Every new algorithm is first
validated in Tester against example.txt with System.out.println() to confirm
the hour counts are correct.
then ported into the LogScanner benchmark class to
run against input.txt for real measurement.
runOptions.txt contains the exact commands used to run each benchmark and the
JVM flags used when inspecting assembly output:
# Running benchmarks with GC profiling
java -jar target/benchmarks.jar logscanner.version01.LogScannerV01 -prof gc
java -jar target/benchmarks.jar logscanner.version02.LogScannerV02 -prof gc
java -jar target/benchmarks.jar logscanner.version03.LogScannerV03 -prof gc
java -jar target/benchmarks.jar logscanner.version04.LogScannerV04 -prof gc
# Printing C2-compiled assembly for a specific method (used in V04 BCE investigation)
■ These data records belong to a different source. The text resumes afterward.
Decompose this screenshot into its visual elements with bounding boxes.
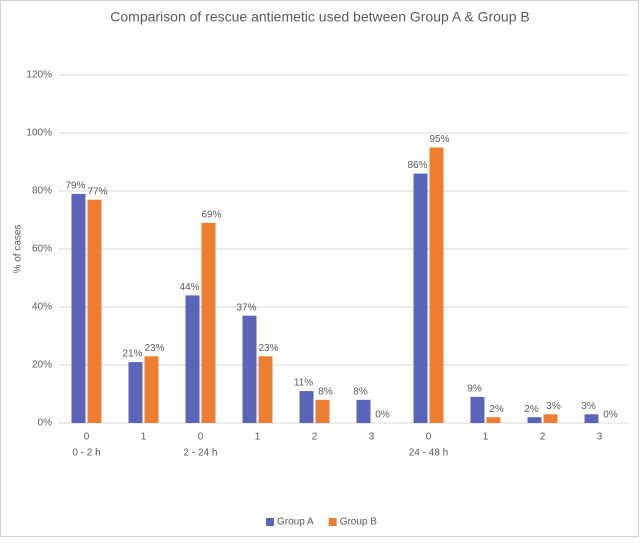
bar — [315, 399, 330, 423]
data-label: 3% — [581, 401, 596, 412]
bar — [429, 147, 444, 423]
x-tick-label: 3 — [369, 432, 375, 443]
y-tick-label: 80% — [32, 186, 52, 197]
legend-label: Group A — [277, 517, 314, 528]
x-tick-label: 1 — [483, 432, 489, 443]
data-label: 3% — [546, 401, 561, 412]
data-label: 0% — [603, 410, 618, 421]
bar — [356, 399, 371, 423]
data-label: 9% — [467, 384, 482, 395]
y-tick-label: 100% — [26, 128, 52, 139]
data-label: 21% — [122, 349, 142, 360]
data-label: 8% — [318, 386, 333, 397]
x-tick-label: 2 — [540, 432, 546, 443]
bar — [201, 222, 216, 423]
data-label: 8% — [353, 386, 368, 397]
bar — [87, 199, 102, 423]
bar — [242, 315, 257, 423]
y-tick-label: 20% — [32, 360, 52, 371]
bar — [128, 362, 143, 423]
bar — [185, 295, 200, 423]
legend-swatch — [266, 518, 274, 526]
x-tick-label: 0 — [198, 432, 204, 443]
x-group-label: 2 - 24 h — [184, 448, 218, 459]
y-axis-label: % of cases — [13, 225, 24, 274]
bar — [299, 391, 314, 423]
data-label: 23% — [258, 343, 278, 354]
data-label: 44% — [179, 282, 199, 293]
y-tick-label: 60% — [32, 244, 52, 255]
x-tick-label: 0 — [426, 432, 432, 443]
data-label: 23% — [144, 343, 164, 354]
bar — [584, 414, 599, 423]
data-label: 95% — [429, 134, 449, 145]
data-label: 79% — [65, 181, 85, 192]
legend-swatch — [328, 518, 337, 526]
data-label: 0% — [375, 410, 390, 421]
x-tick-label: 1 — [255, 432, 261, 443]
bar — [470, 396, 485, 423]
bar — [543, 414, 558, 423]
data-label: 2% — [489, 404, 504, 415]
y-tick-label: 0% — [38, 418, 53, 429]
bar — [71, 193, 86, 423]
bar — [486, 417, 501, 423]
data-label: 77% — [87, 186, 107, 197]
legend-label: Group B — [340, 517, 378, 528]
chart-title: Comparison of rescue antiemetic used bet… — [110, 9, 529, 25]
x-group-label: 24 - 48 h — [409, 448, 448, 459]
data-label: 2% — [524, 404, 539, 415]
data-label: 69% — [201, 210, 221, 221]
x-tick-label: 0 — [84, 432, 90, 443]
x-tick-label: 1 — [141, 432, 147, 443]
bar — [258, 356, 273, 423]
x-group-label: 0 - 2 h — [72, 448, 100, 459]
bar — [413, 173, 428, 423]
x-tick-label: 3 — [597, 432, 603, 443]
y-tick-label: 120% — [26, 70, 52, 81]
data-label: 86% — [407, 160, 427, 171]
y-tick-label: 40% — [32, 302, 52, 313]
bar — [527, 417, 542, 423]
data-label: 37% — [236, 302, 256, 313]
data-label: 11% — [294, 378, 313, 389]
bar — [144, 356, 159, 423]
x-tick-label: 2 — [312, 432, 318, 443]
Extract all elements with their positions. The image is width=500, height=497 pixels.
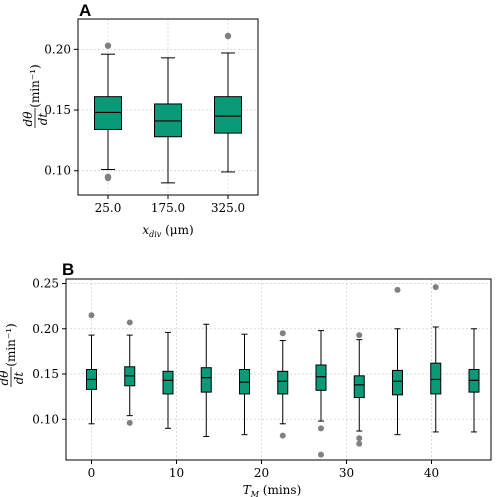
panel-a-ytick-label: 0.20 (44, 42, 71, 56)
panel-a-xtick-label: 25.0 (95, 201, 122, 215)
panel-a-ylabel-unit: (min⁻¹) (28, 64, 42, 107)
panel-b-xtick-label: 20 (254, 466, 269, 480)
panel-a-ytick-label: 0.10 (44, 164, 71, 178)
panel-a-xtick-label: 175.0 (151, 201, 185, 215)
panel-b-frame (65, 278, 492, 461)
panel-b-ylabel-unit: (min⁻¹) (4, 323, 18, 366)
panel-b-box-5 (239, 333, 250, 436)
panel-b-box-2 (124, 319, 136, 426)
panel-a-letter: A (79, 1, 91, 20)
panel-b-plot: 0.10 0.15 0.20 0.25 0 10 20 30 40 (32, 277, 492, 480)
panel-b-outlier-point (394, 286, 401, 293)
panel-b-box-iqr (392, 369, 403, 396)
panel-b-box-iqr (353, 375, 365, 399)
panel-a-box-iqr (214, 96, 242, 134)
panel-b-outlier-point (126, 319, 133, 326)
panel-b-ylabel-den: dt (12, 372, 26, 385)
panel-b-outlier-point (88, 312, 95, 319)
panel-b-outlier-point (318, 425, 324, 432)
panel-a-xlabel-unit: (μm) (161, 223, 193, 237)
panel-b-box-6 (277, 330, 289, 439)
panel-b-ylabel: dθ dt (min⁻¹) (0, 323, 26, 387)
panel-a-box-1 (94, 42, 122, 182)
panel-b-box-11 (468, 328, 480, 433)
panel-b-xtick-label: 40 (424, 466, 439, 480)
panel-a-xlabel: xdiv (μm) (142, 223, 193, 239)
panel-b-box-8 (353, 332, 365, 447)
panel-b-letter: B (62, 260, 74, 279)
panel-a-box-2 (154, 57, 182, 184)
panel-a-xlabel-var: x (142, 223, 149, 237)
panel-b-xlabel-unit: (mins) (259, 483, 301, 497)
panel-b-box-iqr (162, 370, 174, 395)
panel-b-box-iqr (430, 362, 442, 395)
panel-b-outlier-point (126, 419, 133, 426)
panel-a-ylabel-den: dt (36, 113, 50, 126)
panel-b-xlabel: TM (mins) (243, 483, 302, 497)
panel-b-box-iqr (200, 367, 212, 393)
panel-b-xlabel-var: T (243, 483, 252, 497)
panel-b-outlier-point (356, 440, 363, 447)
panel-b-xtick-label: 0 (88, 466, 96, 480)
panel-b-xtick-label: 30 (339, 466, 354, 480)
panel-b-outlier-point (356, 435, 363, 442)
panel-b-xlabel-sub: M (250, 490, 260, 497)
panel-b-box-7 (315, 330, 327, 458)
panel-b-xtick-label: 10 (169, 466, 184, 480)
panel-a-ylabel-num: dθ (21, 111, 35, 127)
panel-a-box-iqr (154, 103, 182, 138)
panel-b-box-3 (162, 331, 174, 429)
panel-b-ylabel-num: dθ (0, 370, 11, 386)
panel-a-xtick-label: 325.0 (211, 201, 245, 215)
panel-a-ytick-label: 0.15 (44, 103, 71, 117)
panel-a-outlier-point (104, 174, 112, 182)
panel-b-outlier-point (279, 432, 286, 439)
panel-b-outlier-point (432, 284, 439, 291)
panel-a-outlier-point (224, 32, 232, 40)
panel-b-ytick-label: 0.15 (32, 367, 59, 381)
panel-a-box-3 (214, 32, 242, 173)
panel-a-ylabel: dθ dt (min⁻¹) (21, 64, 50, 128)
panel-a-xlabel-sub: div (149, 230, 162, 239)
panel-b-box-iqr (315, 364, 327, 391)
panel-b-box-9 (392, 286, 403, 436)
panel-a-box-iqr (94, 96, 122, 130)
panel-b-ytick-label: 0.10 (32, 412, 59, 426)
panel-b-box-iqr (277, 370, 289, 395)
panel-b-box-1 (86, 312, 97, 425)
panel-a-plot: 0.10 0.15 0.20 25.0 175.0 325.0 (44, 18, 259, 215)
panel-b-box-10 (430, 284, 442, 433)
panel-b-outlier-point (318, 451, 324, 458)
panel-b-box-4 (200, 323, 212, 437)
panel-b-ytick-label: 0.25 (32, 277, 59, 291)
panel-b-ytick-label: 0.20 (32, 322, 59, 336)
panel-b-outlier-point (279, 330, 286, 337)
panel-b-outlier-point (356, 332, 363, 339)
panel-a-outlier-point (104, 42, 112, 49)
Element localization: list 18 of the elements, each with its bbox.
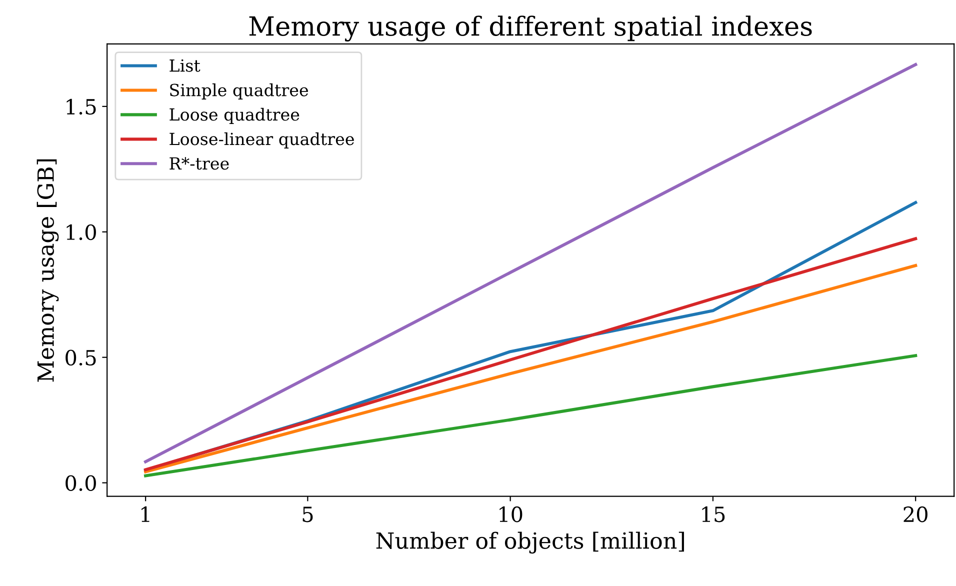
x-tick-label: 1 xyxy=(141,506,150,522)
x-tick-label: 5 xyxy=(302,506,313,522)
x-tick-label: 20 xyxy=(904,506,928,522)
legend-label: Simple quadtree xyxy=(170,83,308,100)
legend-label: List xyxy=(170,59,200,72)
y-tick-label: 0.0 xyxy=(66,475,96,492)
x-tick-label: 15 xyxy=(702,506,725,522)
y-axis-title: Memory usage [GB] xyxy=(36,159,59,382)
x-axis-title: Number of objects [million] xyxy=(376,532,684,554)
x-tick-label: 10 xyxy=(500,506,522,522)
y-tick-label: 1.0 xyxy=(66,224,96,240)
line-series xyxy=(144,354,918,478)
chart-title: Memory usage of different spatial indexes xyxy=(249,16,812,42)
legend-label: Loose-linear quadtree xyxy=(170,132,354,148)
legend-label: Loose quadtree xyxy=(170,108,300,124)
y-tick-label: 1.5 xyxy=(66,98,96,115)
y-tick-label: 0.5 xyxy=(66,350,96,366)
legend-label: R*-tree xyxy=(170,157,229,170)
-XX:+UnlockDiagnosticVMOptions
-Xbatch -XX:CompileCommand=quiet
-XX:CompileCommand=compileonly,logscanner/version04/Tester.<methodName>
-XX:CompileCommand=print,logscanner/version04/Tester.<methodName>| Version | Approach | Key Idea |
|---|---|---|
| V01 | Files.readAllLines() + Stream API |
Baseline, readable, straightforward, GC-bound |
| V02 | MappedByteBuffer + byte scanning |
Eliminate String objects, move I/O off the Heap |
| V03 | getInt() + int[24] |
Remove the last allocations, reach zero GC |
| V04 | BCE bitmask + MemorySegment |
Eliminate JIT bounds checks, modernize the memory API |
Each version's document follows the same structure:
- What changed - a clear table of what this version does differently from the last
- How it works - a walkthrough of the actual code with explanation
- Why it matters - the reasoning behind the change, not just the result
- Benchmark results - real JMH numbers with analysis of what they mean
- What comes next - what the numbers reveal about the remaining bottleneck
The benchmarks are run with JMH in AverageTime
mode over a ~120MB file with one million log lines.
GC allocation
rate, GC count, and GC time are tracked alongside execution time so that every
source of overhead is visible.
| Version | Execution Time | GC Alloc Rate | GC Pauses |
|---|---|---|---|
| V01 | 872ms ± 346ms | 156 MB/sec | 19/op |
| V02 | 394ms ± 402ms | 13.4 MB/sec | 2/op |
| V03 | 194ms ± 24ms | 0.011 MB/sec | 0/op |
| V04 | 78ms ± 9ms | 0.019 MB/sec | 0/op |
From ~870ms and 19 GC pauses per run, to ~78ms and zero GC on the same file,
with the same correct output,
by changing only how the data is represented and
accessed.
- Java 22+ (for FFM API in V04)
- Maven
- JMH (included via
pom.xml)
Each version is a step, not a rewrite. Read them in order.